Décidément nous n'adorons rien de plus divin que notre odeur. Tout notre malheur vient de ce qu'il nous faut demeurer Jean, Pierre ou Gaston coûte que coûte pendant toutes sortes d'années. Ce corps à nous, travesti de molécules agitées et banales, tout le temps se révolte contre cette farce atroce de durer. Elles veulent aller se perdre nos molécules, au plus vite, parmi l'univers ces mignonnes ! Elles souffrent d'être seulement « nous », cocus d'infini. On éclaterait si on avait du courage, on faille seulement d'un jour à l'autre. Notre torture chérie est enfermée là, atomique, dans notre peau même, avec notre orgueil.

Comme je me taisais, consterné par l'évocation de ces ignominies biologiques, l'Abbé crut qu'il me possédait et en profita même pour devenir à mon égard tout à fait bienveillant et même familier. Évidemment il s'était renseigné sur mon compte au préalable. Avec d'infinies précautions il aborda le sujet malin de ma réputation médicale dans les environs. Elle aurait pu être meilleure, me fit-il entendre, ma réputation, si j'avais procédé de tout autre manière en m'installant, et cela dès les premiers mois de ma pratique à Rancy. « Les malades, cher Docteur, ne l'oublions jamais, sont en principe des conservateurs… Ils redoutent, cela se conçoit aisément, que la terre et le ciel viennent à leur manquer… »
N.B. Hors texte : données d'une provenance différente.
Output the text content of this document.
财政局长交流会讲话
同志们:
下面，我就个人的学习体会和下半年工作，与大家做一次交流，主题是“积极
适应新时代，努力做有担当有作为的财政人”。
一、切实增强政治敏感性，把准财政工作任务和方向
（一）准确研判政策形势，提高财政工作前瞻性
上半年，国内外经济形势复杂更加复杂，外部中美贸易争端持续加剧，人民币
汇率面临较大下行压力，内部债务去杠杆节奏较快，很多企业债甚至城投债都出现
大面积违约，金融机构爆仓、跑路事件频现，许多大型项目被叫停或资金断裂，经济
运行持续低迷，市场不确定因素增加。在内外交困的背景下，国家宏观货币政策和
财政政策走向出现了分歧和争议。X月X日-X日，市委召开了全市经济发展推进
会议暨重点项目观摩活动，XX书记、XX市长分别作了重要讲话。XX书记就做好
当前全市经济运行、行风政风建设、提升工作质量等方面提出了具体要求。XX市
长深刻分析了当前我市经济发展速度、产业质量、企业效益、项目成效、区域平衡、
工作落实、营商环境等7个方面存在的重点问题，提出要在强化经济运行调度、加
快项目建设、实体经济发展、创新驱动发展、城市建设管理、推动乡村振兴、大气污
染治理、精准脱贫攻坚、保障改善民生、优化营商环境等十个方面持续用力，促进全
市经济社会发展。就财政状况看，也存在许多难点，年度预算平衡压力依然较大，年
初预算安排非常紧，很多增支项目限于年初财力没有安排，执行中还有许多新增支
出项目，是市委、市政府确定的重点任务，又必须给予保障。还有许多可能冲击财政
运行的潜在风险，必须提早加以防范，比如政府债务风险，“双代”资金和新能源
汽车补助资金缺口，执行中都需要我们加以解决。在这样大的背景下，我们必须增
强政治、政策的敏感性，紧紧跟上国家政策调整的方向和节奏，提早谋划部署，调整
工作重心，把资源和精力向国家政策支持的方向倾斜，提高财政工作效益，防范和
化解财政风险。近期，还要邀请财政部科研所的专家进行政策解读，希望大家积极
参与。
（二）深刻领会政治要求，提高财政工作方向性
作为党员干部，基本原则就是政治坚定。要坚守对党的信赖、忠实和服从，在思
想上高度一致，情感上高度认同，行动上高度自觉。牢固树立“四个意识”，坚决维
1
Selon lui, j'aurais donc dû dès mes débuts me rapprocher de l'Église. Telle était sa conclusion d'ordre spirituel et pratique aussi. L'idée n'était pas mauvaise. Je me gardais bien de l'interrompre, mais j'attendais avec patience qu'il vienne aux faits de sa visite.

Pour un temps triste et confidentiel on ne pouvait pas mieux désirer que le temps qu'il faisait dehors. On aurait dit tellement il était vilain le temps, et d'une façon si froide, si insistante, qu'on ne reverrait jamais plus le reste du monde en sortant, qu'il aurait fondu le monde, dégoûté.

Mon infirmière avait enfin réussi à rédiger ses fiches, toutes ses fiches, jusqu'à la dernière. Elle n'avait plus du tout d'excuses pour demeurer là à nous écouter. Elle est donc partie, mais bien vexée et en claquant la porte derrière elle, à travers une furieuse bouffée de pluie.